١٠ Introduzione, seconda stagione ☾ • 22/09/2023

Servirebbe una seconda introduzione di riflessione, giusto per accertarsi di sapere cosa vogliamo fare. Ricominciare non è mai facile. È come rituffarsi nell’acqua e ricordarsi che si galleggia, e poi provare ad avanzare, con l’attrito dell’acqua che si oppone. Ma alla fine è semplice, basta iniziare e poi si scivola: se si parte e si pazienta si arriva dovunque. Non si deve pretendere di chiedere continuamente dove stiamo andando, non stiamo andando da nessuna parte. Il cuore ci salva da un’esistenza fredda e senza meta.

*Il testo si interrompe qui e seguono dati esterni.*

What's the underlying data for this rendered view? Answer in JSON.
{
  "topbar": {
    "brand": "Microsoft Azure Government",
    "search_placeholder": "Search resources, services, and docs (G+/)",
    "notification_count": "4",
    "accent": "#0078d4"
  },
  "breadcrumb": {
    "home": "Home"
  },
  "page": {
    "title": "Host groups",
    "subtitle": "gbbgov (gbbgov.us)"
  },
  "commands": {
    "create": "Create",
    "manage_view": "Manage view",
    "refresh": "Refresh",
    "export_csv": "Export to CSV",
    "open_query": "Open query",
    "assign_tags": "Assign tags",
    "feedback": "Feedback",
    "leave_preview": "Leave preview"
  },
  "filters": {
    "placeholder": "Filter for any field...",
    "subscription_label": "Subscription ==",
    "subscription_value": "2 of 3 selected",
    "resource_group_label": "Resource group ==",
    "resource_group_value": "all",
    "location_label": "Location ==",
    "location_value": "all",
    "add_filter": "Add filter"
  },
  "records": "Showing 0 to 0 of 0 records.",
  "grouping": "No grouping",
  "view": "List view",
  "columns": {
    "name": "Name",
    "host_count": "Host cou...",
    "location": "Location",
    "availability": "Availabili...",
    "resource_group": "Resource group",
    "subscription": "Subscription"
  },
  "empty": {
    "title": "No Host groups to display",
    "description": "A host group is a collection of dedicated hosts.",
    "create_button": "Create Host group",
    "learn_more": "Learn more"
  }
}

Però dobbiamo avere cuore, se non abbiamo cuore ci sembrerà inutile il dolore, senza senso l’aspettare. È giusto non sapere la destinazione ma il viaggio deve avere l’ambizione di arrivarci, alla destinazione, perché per capirci qualcosa dobbiamo sperare ci siano cose grandi, lì avanti; ma grandi davvero, sempre più grandi di quello che può essere grande, sempre più belle di quello che può essere bello.

Se non mi sono spiegata bene, vi siete persi, e tutto questo non c’azzecca niente, bene; volevo farci smarrire per poi farci ritrovare il percorso, e se non troviamo il percorso sarà il percorso a trovare noi! Quante volte si dice “non avrei mai immaginato sarebbe andata così”, in positivo o in negativo cambia poco. Non scegliamo del tutto noi, non credete? È probabile non lo crediate, ma forse sarebbe presuntuoso ammettere di avere pieno controllo. Una vita non ha controllo da quando nasce a quando muore, e se ce l’avesse non morirebbe. E la chiamiamo vita ma potremmo chiamarla in qualsiasi altro modo, di fatto non sappiamo veramente cos’è. Un flusso inarrestabile, come questo in cui siamo finiti anche io e te, e chiunque abbia ascoltato. Ci sentiamo presto, altre storie racconteranno la vita, o questa cosa che chiamiamo vita e non sappiamo perché. Grazie.